Einige Apothekeninhaber überlegen bereits, wie sie ihre Mitarbeiter durch steuerfreie Zuwendungen, etwa Zuschüsse zu den Fahrtkosten oder betriebliche Altersvorsorge, entlasten können. Doch diese Maßnahmen können die Belastung durch die Reform nur bedingt abfedern. Zudem ist es fraglich, ob alle Apothekenbetreiber diese zusätzlichen Ausgaben tragen können.

Kommentar:

Die angekündigte Steuerreform der Ampel-Koalition stellt viele Apothekenangestellte vor eine schwierige Situation. Obwohl die Reform in Teilen Steuererleichterungen verspricht, überwiegen in der Praxis die steigenden Sozialabgaben – besonders in einem Bereich wie dem Gesundheitswesen, in dem die Löhne häufig stagnieren und die Belastung durch Arbeitsstress und Personalmangel hoch ist. Die geplanten Anpassungen sind somit eine bittere Pille, die viele Beschäftigte nur schwer schlucken können.

Auch für Apothekeninhaber sind die Folgen der Reform nicht zu unterschätzen. In einem wirtschaftlich angespannten Umfeld, das durch hohe Betriebskosten und den wachsenden Druck des Versandhandels geprägt ist, kommen die zusätzlichen Arbeitgeberbeiträge zur Sozialversicherung erschwerend hinzu. Es droht eine Spirale aus steigenden Kosten und sinkenden Einnahmen, die für viele kleinere Apotheken existenzbedrohend sein könnte.

Es stellt sich die Frage, ob die Politik die realen Auswirkungen auf die Gesundheitsbranche ausreichend berücksichtigt hat.
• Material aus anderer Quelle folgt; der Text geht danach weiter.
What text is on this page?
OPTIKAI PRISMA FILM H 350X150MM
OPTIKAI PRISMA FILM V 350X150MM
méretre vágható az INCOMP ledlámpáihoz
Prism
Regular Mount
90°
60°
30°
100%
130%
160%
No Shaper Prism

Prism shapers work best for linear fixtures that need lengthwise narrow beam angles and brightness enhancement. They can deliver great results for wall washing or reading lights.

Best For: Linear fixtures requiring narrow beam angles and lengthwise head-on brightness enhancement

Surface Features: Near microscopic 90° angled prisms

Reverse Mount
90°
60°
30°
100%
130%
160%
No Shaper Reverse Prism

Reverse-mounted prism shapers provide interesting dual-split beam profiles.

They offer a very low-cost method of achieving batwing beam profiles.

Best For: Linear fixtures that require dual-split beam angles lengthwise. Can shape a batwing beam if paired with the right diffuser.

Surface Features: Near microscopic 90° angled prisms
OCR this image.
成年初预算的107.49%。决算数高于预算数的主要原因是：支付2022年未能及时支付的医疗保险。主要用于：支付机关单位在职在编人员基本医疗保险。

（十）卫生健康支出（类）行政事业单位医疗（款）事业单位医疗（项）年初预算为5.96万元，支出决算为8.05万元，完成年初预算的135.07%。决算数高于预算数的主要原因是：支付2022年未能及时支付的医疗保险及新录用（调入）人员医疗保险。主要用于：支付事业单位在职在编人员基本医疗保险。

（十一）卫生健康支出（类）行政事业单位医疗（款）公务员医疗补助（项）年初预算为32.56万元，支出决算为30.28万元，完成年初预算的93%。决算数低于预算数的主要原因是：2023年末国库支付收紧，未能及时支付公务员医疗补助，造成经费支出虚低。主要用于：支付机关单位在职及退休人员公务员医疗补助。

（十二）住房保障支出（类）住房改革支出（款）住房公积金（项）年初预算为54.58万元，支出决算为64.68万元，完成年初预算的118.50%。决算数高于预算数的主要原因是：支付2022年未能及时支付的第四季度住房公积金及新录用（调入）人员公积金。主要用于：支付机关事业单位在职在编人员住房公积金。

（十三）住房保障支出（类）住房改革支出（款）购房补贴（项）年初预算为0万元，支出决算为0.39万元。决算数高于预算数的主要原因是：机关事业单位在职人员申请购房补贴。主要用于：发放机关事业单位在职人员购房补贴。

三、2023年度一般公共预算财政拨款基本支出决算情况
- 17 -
Während Steuererleichterungen auf dem Papier gut klingen, verpuffen sie in der Realität oft durch zusätzliche Belastungen. Eine nachhaltige Entlastung für Apotheken und deren Angestellte wäre dringend notwendig, um das System stabil zu halten und die Grundversorgung im Gesundheitswesen nicht weiter zu gefährden.